De voorzieningenrechter heeft de vorderingen van [eiser] c.s. toegewezen en de executie van de dwangbevelen van 4 maart 2008 en 16 mei 2008 verboden. Tevens is [gedaagde] c.s. verboden om over te gaan tot executie van het arrest van het Gerechtshof in gevallen waarin de voertuigen van [eiser] c.s. op meer dan één meter afstand van de [straat] geparkeerd staan. De voorzieningenrechter heeft een dwangsom van € 1.000,- per overtreding opgelegd, met een maximum van € 10.000,-. De proceskosten zijn aan de zijde van [eiser] c.s. begroot op € 1.155,44, en [gedaagde] c.s. zijn als grotendeels in het ongelijk gestelde partij veroordeeld in deze kosten.

Uitspraak

RECHTBANK LEEUWARDEN
Sector civiel recht
zaaknummer / rolnummer: 88957 / KG ZA 08-117
Vonnis in kort geding van 4 juni 2008
in de zaak van
1. [eiser 1],
wonende te [woonplaats],
2. [eiser 2],
wonende te [woonplaats],
eisers,
procureur mr. J.H. van der Meulen,
advocaat mr. H.J. Idzenga te Groningen,
tegen
1. [gedaagde 1],
wonende te [woonplaats],
2. [gedaagde 2],
wonende te [woonplaats],
gedaagden,
procureur mr. drs.

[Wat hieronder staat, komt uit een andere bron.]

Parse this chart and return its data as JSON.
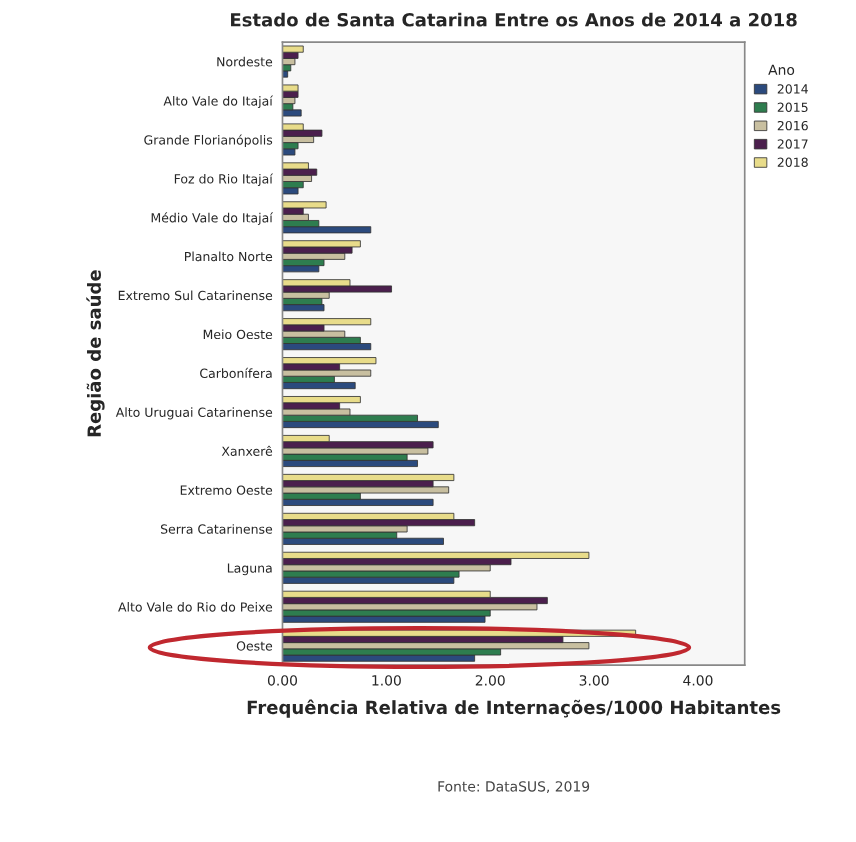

H. de Jong.
Partijen zullen hierna [eiser] c.s. en [gedaagde] c.s. genoemd worden.
1. De procedure
1.1. Het verloop van de procedure blijkt uit:
- de dagvaarding;
- de mondelinge behandeling d.d. 21 mei 2008;
- de pleitnota van [eiser] c.s.;
- de pleitnota van [gedaagde] c.s..
1.2. Ten slotte is vonnis bepaald.
2. De feiten
2.1. Partijen zijn buren van elkaar. [eiser] c.s. zijn eigenaren van de woning aan de [adres] te [woonplaats]. [gedaagde] c.s. zijn eigenaren van de woning aan de [adres] te [woonplaats].
2.2. Ten behoeve van het perceel van [gedaagde] c.s. is sinds ongeveer 120 jaar een erfdienstbaarheid gevestigd ten laste van het perceel van [eiser] c.s.. Dit betreft een recht van weg over de aan [eiser] c.s. in eigendom toebehorende [straat], zijnde de oprit van [eiser] c.s.. De garage van [gedaagde] c.s. kan slechts worden bereikt door gebruikmaking van deze [straat].
2.3. Partijen zijn in conflict geraakt over het gebruik van de [straat]. [gedaagde] c.s. stelt daarbij dat [eiser] c.s. hen hinderen in het gebruik door hen te belemmeren bij het in- en uitrijden van de garage.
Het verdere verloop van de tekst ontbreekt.